|Data analysis using multiple countries different survey years [message #3111]
|Thu, 16 October 2014 07:15
Registered: July 2013
I am using a DHS dataset that merges the latest women's individual datasets from 31 different countries. It is therefore a cross-sectional dataset but with survey years ranging from 2004 to 2013 and DHS phases 4 to 6. I would like to use matching to find the best balance of measured covariates before running a regression, and will match using a mixture of individual variables such as the respondent's religion or educational attainment and country level variables such as GDP or Maternal Mortality ratio. I remember reading that cross-sectional datasets should use variables from one point in time, but this is not really the case here. So what's the best approach for choosing country level variables.
1. For example should I choose values from one year e.g. 2011 for all countries
2. Or values from one year before each interview year. Some countries have interviews in two years e.g. some women in the country were interviewed in 2010 and others in 2011 so GDP values would be from 2009 and 2010 depending on the year of the interview.

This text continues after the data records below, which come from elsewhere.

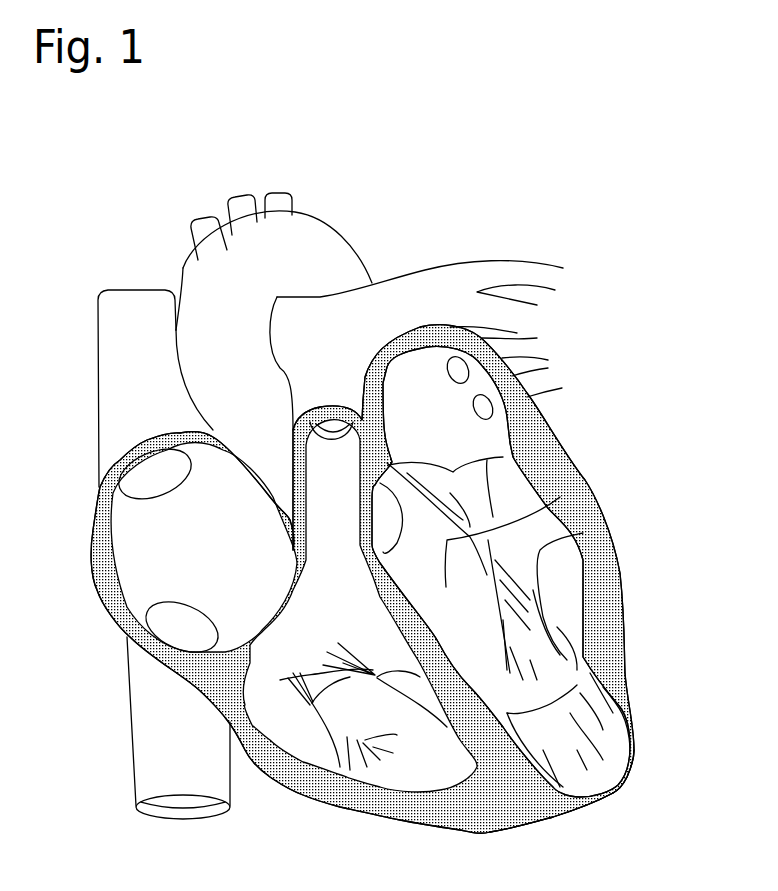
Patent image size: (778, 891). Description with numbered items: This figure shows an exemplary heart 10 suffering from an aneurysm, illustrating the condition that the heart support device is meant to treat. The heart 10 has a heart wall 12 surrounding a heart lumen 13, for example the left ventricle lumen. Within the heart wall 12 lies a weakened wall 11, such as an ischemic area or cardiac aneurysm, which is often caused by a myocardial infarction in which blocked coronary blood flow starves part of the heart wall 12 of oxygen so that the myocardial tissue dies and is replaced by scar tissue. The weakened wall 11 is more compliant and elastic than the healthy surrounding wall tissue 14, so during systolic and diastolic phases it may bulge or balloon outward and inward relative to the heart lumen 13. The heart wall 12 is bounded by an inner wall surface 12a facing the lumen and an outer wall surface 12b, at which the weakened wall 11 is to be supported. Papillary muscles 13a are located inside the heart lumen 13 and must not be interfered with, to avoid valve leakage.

The heart 10 is at (493, 222).
The weakened wall 11 is at (616, 798).
The heart wall 12 is at (621, 563).
The inner wall surface 12a is at (627, 748).
The outer wall surface 12b is at (632, 773).
The heart lumen 13 is at (560, 497).
The papillary muscles 13a is at (583, 533).
The healthy surrounding wall tissue 14 is at (620, 700).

3. Alternatively, how would one handle lagging in this instance. For example, if I think the Maternal Mortality rate when they were 18 affects the outcome at the time of the survey, then would I use MM values for when each respondent was 18 years old? My age range is 15 to 36 so that would be GDP values going back 18 years for each of the 31 countries?
Also can you think of any issues I need to watch out for from the different phases?
Any ideas would be very welcome